Google on Thursday launched security updates for its Chrome net browser to deal with 21 vulnerabilities, together with a zero-day flaw that it mentioned has been exploited within the wild.
The high-severity vulnerability, CVE-2026-5281 (CVSS rating: N/A), issues a use-after-free bug in Daybreak, an open-source and cross-platform implementation of the WebGPU customary.
“Use-after-free in Daybreak in Google Chrome previous to 146.0.7680.178 allowed a distant attacker who had compromised the renderer course of to execute arbitrary code through a crafted HTML web page,” in line with an outline of the flaw within the NIST’s Nationwide Vulnerability Database (NVD).
As is customary for these alerts, Google didn’t present any additional particulars on how the shortcoming is being exploited and who could also be behind the trouble. That is sometimes performed in order to make sure that a majority of customers are up to date with a repair and forestall different actors from becoming a member of the exploitation bandwagon.
“Google is conscious that an exploit for CVE-2026-5281 exists within the wild,” the corporate acknowledged.
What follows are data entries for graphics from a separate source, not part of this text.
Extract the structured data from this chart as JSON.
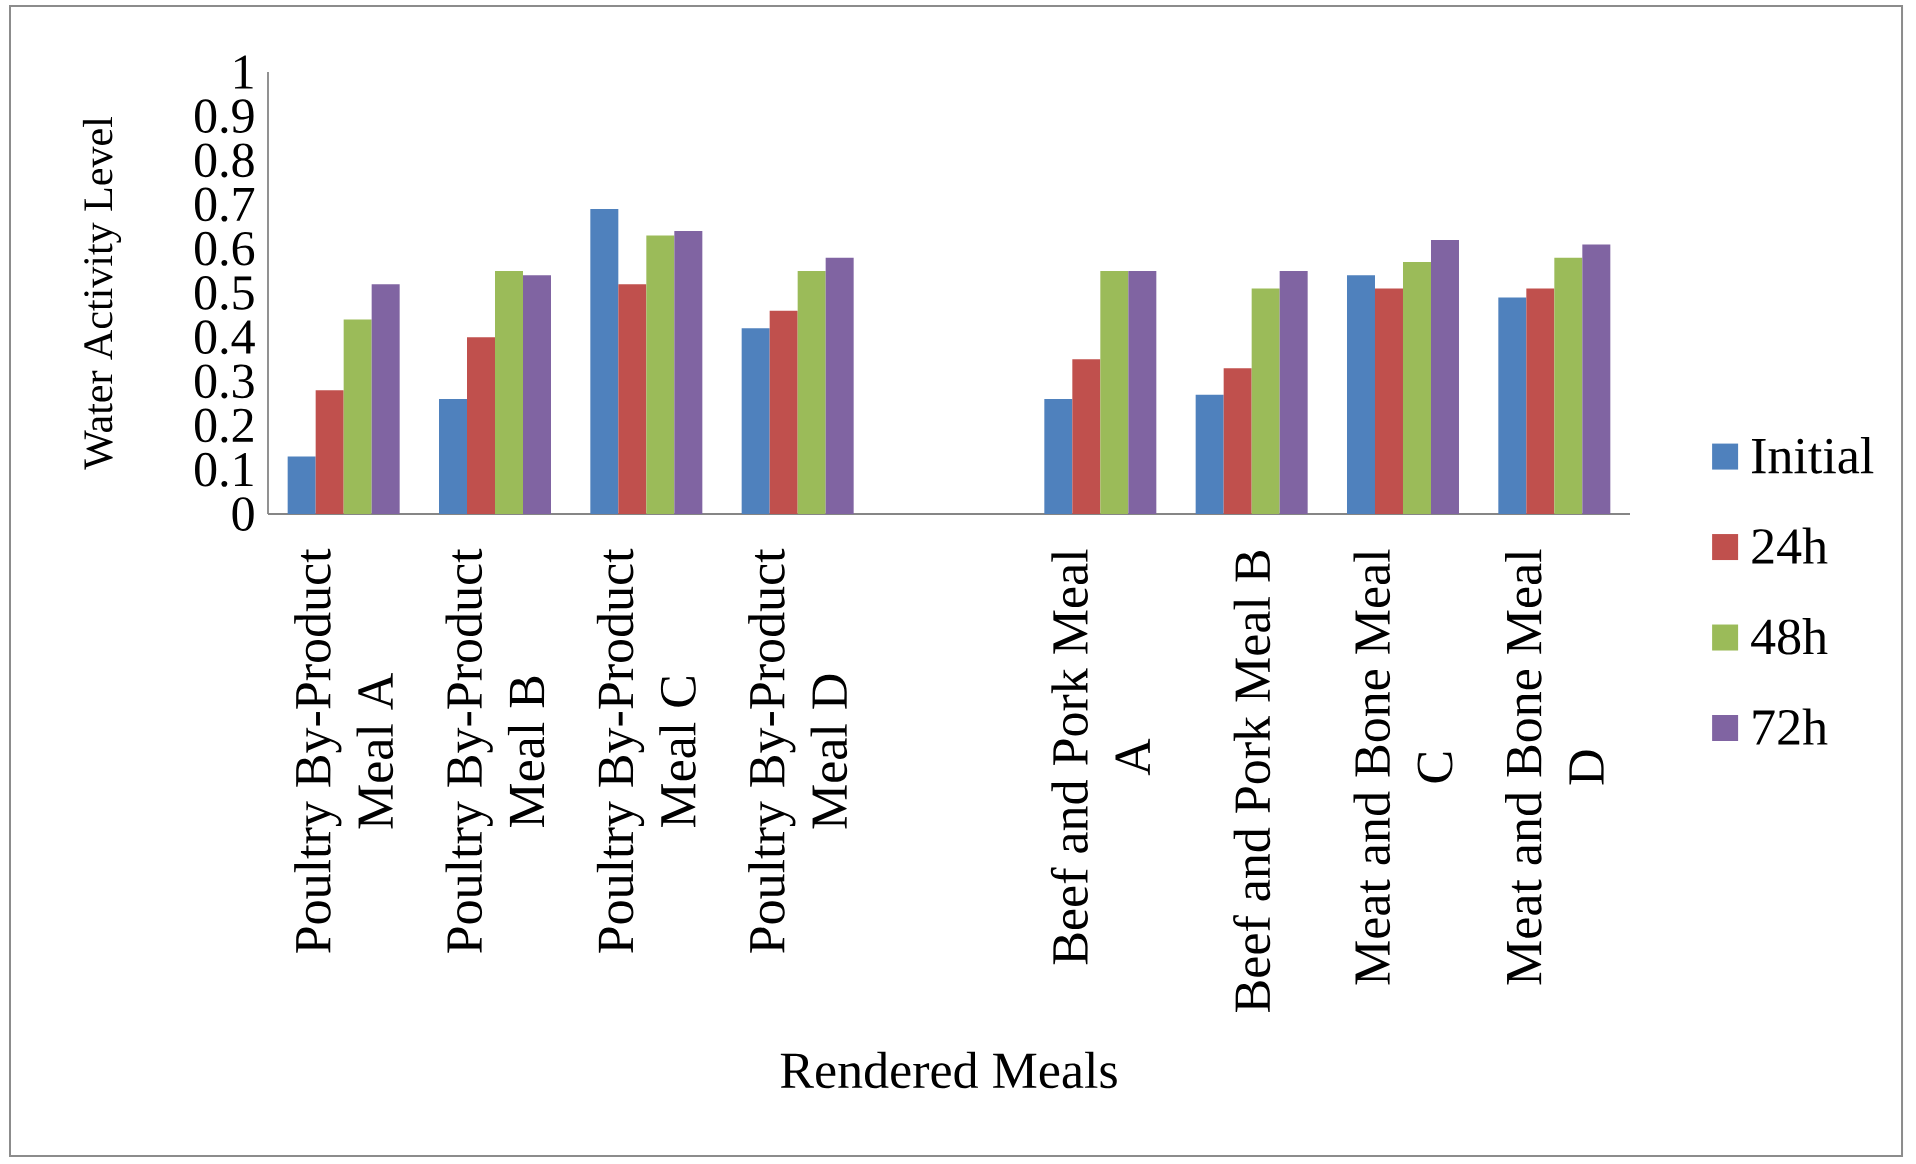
{
  "chart_data": {
    "type": "bar",
    "xlabel": "Rendered Meals",
    "ylabel": "Water Activity Level",
    "categories": [
      "Poultry By-Product Meal A",
      "Poultry By-Product Meal B",
      "Poultry By-Product Meal C",
      "Poultry By-Product Meal D",
      null,
      "Beef and Pork Meal A",
      "Beef and Pork Meal B",
      "Meat and Bone Meal C",
      "Meat and Bone Meal D"
    ],
    "series": [
      {
        "name": "Initial",
        "color": "#4f81bd",
        "values": [
          0.13,
          0.26,
          0.69,
          0.42,
          null,
          0.26,
          0.27,
          0.54,
          0.49
        ]
      },
      {
        "name": "24h",
        "color": "#c0504d",
        "values": [
          0.28,
          0.4,
          0.52,
          0.46,
          null,
          0.35,
          0.33,
          0.51,
          0.51
        ]
      },
      {
        "name": "48h",
        "color": "#9bbb59",
        "values": [
          0.44,
          0.55,
          0.63,
          0.55,
          null,
          0.55,
          0.51,
          0.57,
          0.58
        ]
      },
      {
        "name": "72h",
        "color": "#8064a2",
        "values": [
          0.52,
          0.54,
          0.64,
          0.58,
          null,
          0.55,
          0.55,
          0.62,
          0.61
        ]
      }
    ],
    "ylim": [
      0,
      1
    ],
    "yticks": [
      0,
      0.1,
      0.2,
      0.3,
      0.4,
      0.5,
      0.6,
      0.7,
      0.8,
      0.9,
      1
    ],
    "legend": "right"
  }
}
The event arrives merely after Google shipped fixes for 2 high-severity flaws (CVE-2026-3909 and CVE-2026-3910) that have been exploited as zero-days. In February, the tech large additionally addressed an actively exploited use-after-free bug in Chrome’s CSS part (CVE-2026-2441). In whole, Google has patched a complete of 4 actively weaponized Chrome zero-days because the begin of the yr.
For optimum safety, customers are suggested to replace their Chrome browser to variations 146.0.7680.177/178 for Home windows and Apple macOS, and 146.0.7680.177 for Linux. To verify the most recent updates are put in, customers can navigate to Extra > Assist > About Google Chrome and choose Relaunch.
Customers of different Chromium-based browsers, reminiscent of Microsoft Edge, Courageous, Opera, and Vivaldi, are additionally suggested to use the fixes as and once they change into out there.